Денис Мацуев в Royal Festival Hall – Времена года Чайковского, Мефисто вальс Листа, Крейслериана Шумана и Вторая соната Рахманинова

25 января 2015

Последние впечатления от посещения концертов Дениса Мацуева были не совсем положительные, поэтому особенно приятно было, что его сольный концерт в рамках International Piano Series превзошёл ожидания. По правде говоря, манера исполнения Мацуева не совсем чарующая и его прагматические отношения с инструментом (в данном случае Стенвеем с прекрасным звучанием), мало дает эмоций. Также, обе части программы были организованы таким образом, чтобы держать фанатов в ожидании Дениса поджигателя-виртуоза, в чем, судя по количеству кашля и проверок телефонов, и был главный интерес аудитории.

То, как Мацуев влетел на сцену, было похоже немного на то, как способный СЕО влетает в комнату для переговоров, чтобы усмирять совет директоров.  Но после того, как он сел за рояль, в его исполнении Времён года Чайковского он убедительно уловил гамму и дух этих двенадцати отрывков.

Эти миниатюры были опубликованы в ежемесячном художественном московском журнале, и они напоминают о том, что несколько больших оркестровых произведений отбросили длинную тень на остальное наследие Чайковского – работы для соло фортепиано по длительности в сумме занимают около 9 часов исполнения. Мацуев моментально проникается шумановской задумчивостью и мечтательностью в Январе (У камелька) и в общем он ясно указывает на влияние Шумана на музыкальную близость, включая косвенный оммаж шумановской Вещей птице в Мартовской «Песне жаворонка». Мацуеву не нужно было напрягаться, чтобы с тонкостью и изяществом передать невинность и игру воображения, которые есть в этой музыке, он сделал это с естественной лёгкостью, и в то время как каждая часть имеет собственное лицо, Мацуев чётко дал понять, что весь цикл как нечто целостное держится на более тихих Январе, Мае, Июне и Октябре. Он добавил вспышки виртуозности в Феврале, Августе и Сентябре, включая потрясающий взрыв эмоций Первого концерта для фортепиано с оркестром в созерцательный в другом случае Июнь. Но лучше всего ему удалось уловить неподвижную меланхоличность Октября или ностальгию вальса Декабря. Это как глубокое личное чувство в произведениях Пушкина  лёгкостью противостоит нарочито явной универсальности Толстого.

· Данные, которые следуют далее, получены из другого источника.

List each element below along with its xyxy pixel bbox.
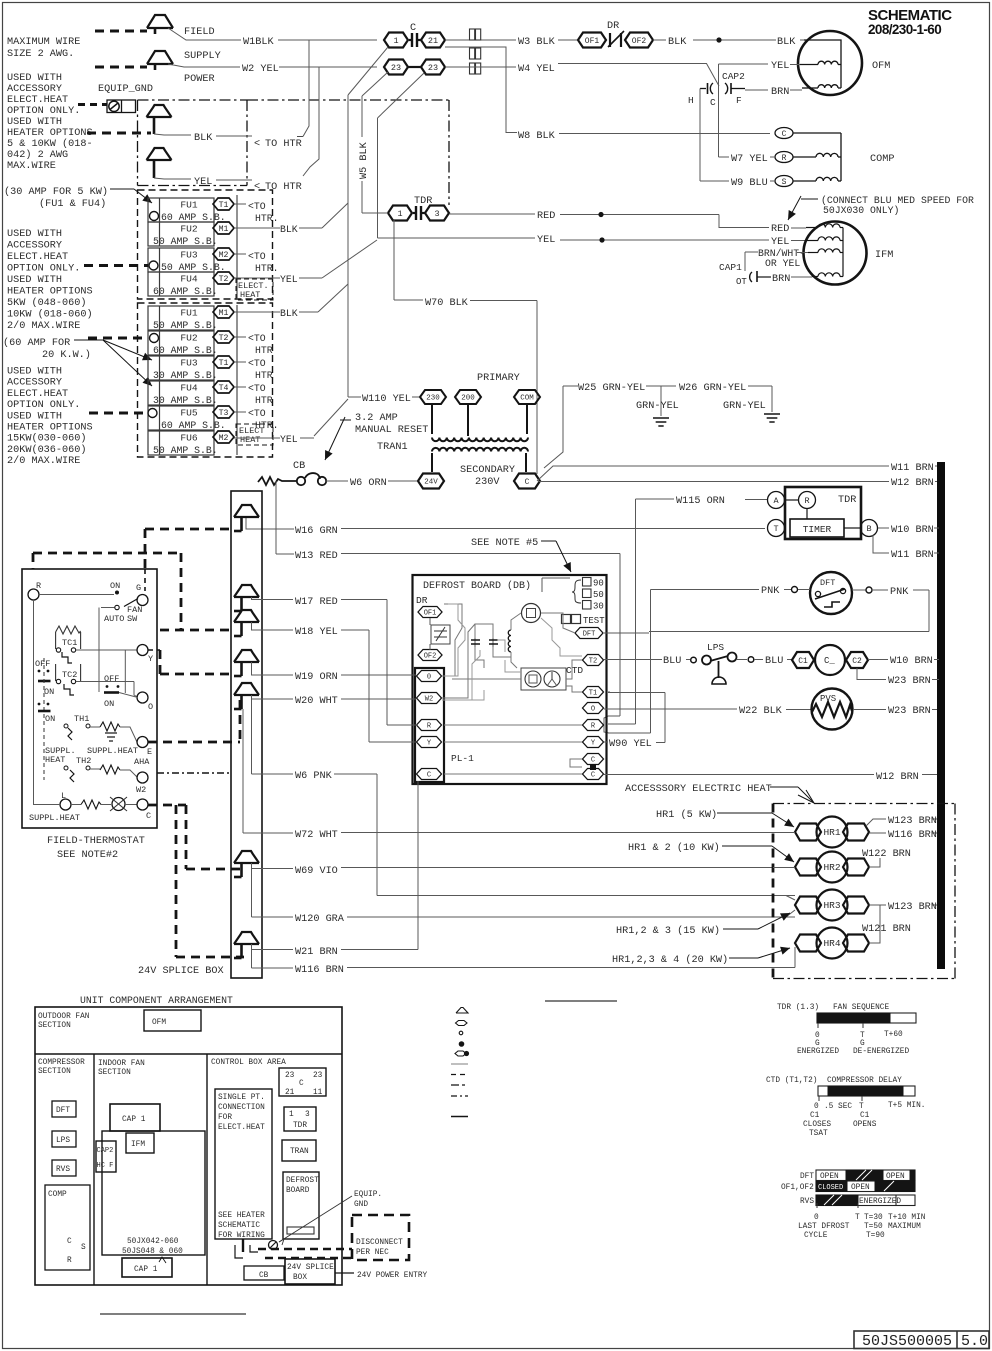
wire W19 ORN to defrost O hex bbox=[252, 662, 417, 675]
wire TC1 to Y bbox=[76, 649, 137, 651]
separator line near charts bbox=[545, 1000, 617, 1002]
label SEE NOTE#2 bbox=[57, 850, 118, 861]
svg-text:T: T bbox=[859, 1103, 864, 1111]
trunk W5 BLK vertical bbox=[362, 72, 388, 213]
fuse FU2 (T2) block2 bbox=[148, 331, 234, 355]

После столь сдержанного в плане выражения чувств исполнения Геракл окончательно освободился от цепей в листовском Мефисто вальсе. Если не брать во внимание очень убедительное впечатление одержимости дьяволом, созданное Мацуевым, кода была в прекрасном смысле слетевшей с катушек – невозможно было не восхищаться волшебством и скоростью его техники, а также степенью его контроля над интонацией, громкостью и эффективностью использования педали.

Изначально во второй части программы был Рахманинов, знакомая территория, некоторые произведения он заменил Крейслерианой Шумана. Как и с Чайковским, Мацуев сфокусировался на ускользающей фантазии музыки и странной истории Т. Гофмана и, без намёка на заранее составленный хитрый план, позволил разным элементам найти их собственное место в его тщательно продуманном исполнении. 

Он не переиграл напряженность первого из восьми отрывков и придал фирменному знаку Шумана Innigkeit (искренности и сердечности) красноречивости, которая незаметно трансформировала влияние двух шумных intermezzo. Устрашающий удар и сила Мацуева придали энергии третьему и пятому отрывку, а бурная фуга №7 была как нельзя подходящей в этом Мефисто вальсе. Ясность его артикуляции и, слова, искусное использование педали, усилили тайну нескладности завершающей части произведения, в которой странное наслоение настроений резюмирует странную внутреннюю логику Креслерианы. Добавьте к этому его пристальное внимание к деталям фразировки и цвета и вы поймёте, что Мацуев действительно прекрасно исполняет Шумана. 

Его фантазия, хотя и в гораздо более экстравагантной мере, доминировала во время исполнения Второй фортепианной сонаты Рахманинова, особенно в сугубо субъективной медленной части, и неудивительно, что в демоническом финале был громкий звук и бравурность. Как впрочем и в пяти его бисах – Музыкальной шкатулке Лядова, Этюдах Сибелиуса и Скрябина, Прелюдии Рахманинова и мацуевкой аранжировке ‘Take the A Train’ Билли Стрейхорна, последнем монстре по распылению роялей, который бесстыжим манипуляторским манером предсказуемо заставил публику вскочить на ноги с последней нотой.